Flinn laughed. For three months the Kansas University student has been an Alvin's employee - a job his mother worries about.
"(Augusto and I) always go out to the parking lot together," Flinn said. "That's the only time I would be really scared; that somebody would be waiting if we didn't sell to them or something like that."
According to the Bureau of Labor Statistics, homicides account for 16 percent of job-related fatalities. People most at risk are those who work late at night, work alone or handle money.
Strength in numbers
In addition to keeping at least two to three employees on the night shift, Schmidtberger ensures that the front windows of his two Lawrence stores are free of inventory and well-lit.

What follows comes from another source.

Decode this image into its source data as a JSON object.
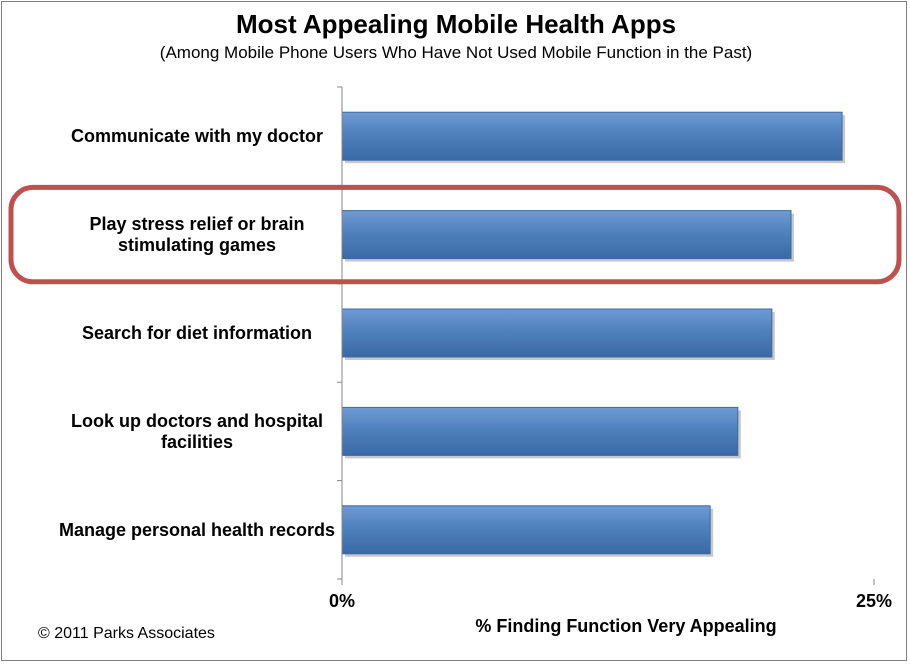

The Alvin's owner, who has been in the liquor business since 1989, credits these tactics to his stores never being robbed.
"The biggest thing is having people in your store," he said. "We make them visible, too."
Another detraction to potential thieves is that more and more people are paying with credit or debit cards, so less cash is kept in the register than ever before.
"There's no cash left in the stores anymore," Schmidtberger said. "I'm happy with that."
At Hallmark Inn, Montes said he rests easier knowing that he can call police at the touch of a button.
"I accidentally pressed it once, and they were here," Montes said. "So I know it works."
Andrea Wright, another Hallmark Inn employee, also works the graveyard shift at the Zarco Phillips 66 gasoline station at Ninth and Iowa streets.
"I have an emergency button, but who's to say you can find that when (a robbery) happens?" she said. "I have a phone, too, but who's to say where I'm going to be when someone decides to rob the place, too?"
As the lone employee from 11 p.m. to 7 a.m., Wright constantly must keep her wits about her as she restocks the cooler, picks up trash around the station and carts boxes to a garbage bin at the back of the property.
"I've never felt real threatened," said Wright, 49.
She would feel safer, however, if she had a co-worker to share her shift.
"Having two people here while somebody went and stocked the cooler, the other person could be at the counter or whatever," Wright said. "I feel pretty vulnerable in there."
Arron Atchison, 20, has worked at Java Break in downtown Lawrence for about two months and started on the graveyard shift. He works days now but said he always enjoyed the regulars who came in for their late-night caffeine kick.
"I think it's one of my favorite times to work. Also, there's interesting people that come in," Atchison said. "You kind of get to know them."
And just in case, a baseball bat has its place behind the counter.